KinkyCurlyYaki founder Vivian Kaye on weaving through a saturated industry
Immigrant. College dropout. No previous experience. These are not the words that come to mind when you think of entrepreneurship but it is the dynamic story that has transformed Vivian Kaye into a business powerhouse. Founder of the Canadian-based natural hair extension company KinkyCurlyYaki, Kaye has always stayed authentic to who she is. This transparency has allowed her to stand out in a highly saturated beauty market to provide protective styling that blends in seamlessly.
Kaye first entered the hair game in 2010 because she couldn’t find many hair extensions that reflected her own kinks. Years later, her 7-figure company has exploded and can been seen on hundreds of tutorials, at beauty expos and even on Issa Rae, creator of HBO’s “Insecure,” in her recent Cosmopolitan cover. But through the success and even failures, Kaye has learned many valuable lessons that she strives to share with other aspiring entrepreneurs.
Rolling out sat down with the Ghanian hair mogul for more tips on creating your own lane and standing above the rest.
So tell us about the beginnings of KinkyCurlyYaki. What made you go this route with extensions instead of traditional options?
I didn’t mean to start a company for this. I was looking for hair that I could wear. I was tired of seeing that “African in the front and Indian in the back” look. I had a wedding business prior to this and dealt with many ethnicities. I wanted to always look presentable but I needed it to look authentic to me. I started out looking for textures that looked like what would grow from my head and wherever I went, girls would ask me what my regime was, not knowing it was a weave. I was essentially trying to solve my own problem and when I started to do research I realized no one was really selling kinky hair. So during my down season for weddings, I decided to create a website and watched what happened.
What attracted you to entrepreneurship and starting a business of your own?
Well, I’m a first-generation entrepreneur. I was born in Ghana and immigrated to Canada. My mother used to show me pictures of her carrying me on her back and selling goods in the market. She didn’t communicate that this was being an entrepreneur; it was just how she lived and made money to feed me. So I saw my mother do this all the time. Then I went to college, dropped out and didn’t know what I wanted to do in life. I had a job at the time and was let go. I decided that because I was young and fresh, I should just go for it. That’s how I stumbled into it.
What advice do you have for young adults that may be afraid to step out on their own?
You can’t be scared. If our parents, especially immigrants like mine, were scared to step out on faith and just do it then the world wouldn’t be as great as it is. You are young and have nothing to lose. You can’t be afraid to fail because failure is what builds character. It shows the world that this person is trying to make something of themselves. If you fail, so what? You get back up, dust yourself off and go for it again. Now I’m not saying be reckless about it and throw all caution into the wind but I’m a big believer in following your gut. Do what feels right.

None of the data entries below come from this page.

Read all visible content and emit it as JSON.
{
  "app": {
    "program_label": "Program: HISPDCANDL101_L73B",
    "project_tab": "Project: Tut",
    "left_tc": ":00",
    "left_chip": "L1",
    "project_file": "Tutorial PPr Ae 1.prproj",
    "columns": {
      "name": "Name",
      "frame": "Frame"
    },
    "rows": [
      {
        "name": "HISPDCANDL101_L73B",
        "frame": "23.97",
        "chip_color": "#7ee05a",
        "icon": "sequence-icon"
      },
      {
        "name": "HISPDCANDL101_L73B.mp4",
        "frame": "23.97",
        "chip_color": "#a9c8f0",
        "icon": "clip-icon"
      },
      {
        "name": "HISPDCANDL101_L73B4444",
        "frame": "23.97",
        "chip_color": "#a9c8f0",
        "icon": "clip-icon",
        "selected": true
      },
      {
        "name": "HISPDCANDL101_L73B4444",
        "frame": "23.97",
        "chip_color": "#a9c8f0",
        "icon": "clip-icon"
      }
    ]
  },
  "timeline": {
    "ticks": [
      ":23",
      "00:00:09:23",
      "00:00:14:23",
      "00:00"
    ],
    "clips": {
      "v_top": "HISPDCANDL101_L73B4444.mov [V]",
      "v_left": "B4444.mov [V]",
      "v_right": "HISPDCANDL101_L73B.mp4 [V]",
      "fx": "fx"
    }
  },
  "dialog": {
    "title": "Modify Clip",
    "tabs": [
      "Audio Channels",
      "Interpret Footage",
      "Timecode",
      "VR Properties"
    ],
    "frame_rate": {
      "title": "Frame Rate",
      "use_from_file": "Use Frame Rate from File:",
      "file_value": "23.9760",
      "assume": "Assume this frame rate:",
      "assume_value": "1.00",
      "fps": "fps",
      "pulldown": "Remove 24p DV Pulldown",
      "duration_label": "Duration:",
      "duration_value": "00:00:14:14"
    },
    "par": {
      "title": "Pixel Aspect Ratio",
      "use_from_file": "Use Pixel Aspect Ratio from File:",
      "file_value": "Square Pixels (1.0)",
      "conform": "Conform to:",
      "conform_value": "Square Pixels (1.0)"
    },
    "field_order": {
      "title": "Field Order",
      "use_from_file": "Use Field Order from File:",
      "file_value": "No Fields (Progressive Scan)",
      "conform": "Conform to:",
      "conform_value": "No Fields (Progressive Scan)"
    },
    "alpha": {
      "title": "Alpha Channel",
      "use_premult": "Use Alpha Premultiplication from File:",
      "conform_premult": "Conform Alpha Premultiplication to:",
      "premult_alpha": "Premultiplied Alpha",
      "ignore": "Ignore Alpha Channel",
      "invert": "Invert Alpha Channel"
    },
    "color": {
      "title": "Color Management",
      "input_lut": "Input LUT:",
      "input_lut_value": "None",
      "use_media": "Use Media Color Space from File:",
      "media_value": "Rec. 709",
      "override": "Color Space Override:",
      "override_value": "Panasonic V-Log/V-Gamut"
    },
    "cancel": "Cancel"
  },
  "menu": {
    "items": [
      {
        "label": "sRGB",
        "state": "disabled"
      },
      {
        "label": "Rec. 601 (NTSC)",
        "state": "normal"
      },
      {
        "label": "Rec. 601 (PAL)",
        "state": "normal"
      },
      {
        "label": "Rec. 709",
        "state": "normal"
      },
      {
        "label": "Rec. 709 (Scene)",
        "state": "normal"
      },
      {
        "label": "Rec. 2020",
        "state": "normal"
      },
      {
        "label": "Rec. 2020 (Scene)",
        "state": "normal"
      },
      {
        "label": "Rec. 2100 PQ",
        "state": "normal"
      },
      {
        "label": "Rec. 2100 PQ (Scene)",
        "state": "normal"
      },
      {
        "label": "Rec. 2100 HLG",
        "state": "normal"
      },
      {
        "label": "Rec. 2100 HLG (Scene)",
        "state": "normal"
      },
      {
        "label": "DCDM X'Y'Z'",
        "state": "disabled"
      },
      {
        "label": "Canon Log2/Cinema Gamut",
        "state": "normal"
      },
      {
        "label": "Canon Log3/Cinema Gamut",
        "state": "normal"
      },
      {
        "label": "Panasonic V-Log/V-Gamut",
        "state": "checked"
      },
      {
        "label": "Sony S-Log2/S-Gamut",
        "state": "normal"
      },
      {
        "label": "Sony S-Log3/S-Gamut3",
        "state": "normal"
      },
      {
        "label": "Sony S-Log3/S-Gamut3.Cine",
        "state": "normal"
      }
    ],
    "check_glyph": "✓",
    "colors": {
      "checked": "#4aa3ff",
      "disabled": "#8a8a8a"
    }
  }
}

What was your strategy for growing KinkyCurlyYaki into the company we see now?
Five years ago I was already somewhat a hair enthusiast. I was in the hair groups and forums. I asked a girl to try out the product who loved to wear her hair big and curly. I didn’t expect her to post pictures but she did and it just grew from there. I have a lot of character and personality so when people recognized my company they supported me for who I am. It was me. People were really buying into me and my story. I knew nothing about this stuff so my advice would be that people are buying into you. If you are genuine and authentic, that is what will attract others.
Where do you think business owners go wrong in sustaining their companies once they get them off the ground?
I think people give up too easily. They’re into that instant gratification but business is about the grind. It’s about the big little steps that you take in your business that blows it up. People that think it’s super important to have 1K likes on Instagram or a million followers, that’s not a business. That’s just being popular. Having a good business is investing in customer service, the product, and the blueprint. It’s making sure that everything is solid. All the popularity and likes will come after; it comes with the territory. It took me eight years to get to this point. It didn’t happen overnight although it may look like it.
How can aspiring entrepreneurs find accountability and other like-minded business owners to build relationships with?
If your friends and family don’t support you, you have to find the people that will. Even if it means joining entrepreneur or networking groups, you want to get around people with the same mindset. You always want to be in a room where there are people ten times smarter than you. You will always pick up a personal philosophy that you can apply to your business. And if you can’t get around those types of people, find them online. Read about them and follow them. Be careful about consuming the negative and gossipy sites. What you see everyday influences you.
What are your goals for KinkyCurlyYaki in the coming year?
I would like to focus more on education next year. Not just educating on their hair but also the product so that we can teach girls how to take care of themselves and their extensions. Once you learn how to take care of your hair, protective styling is a walk in the park. Also to get rid of the stigma of a weave. It’s not a bad thing.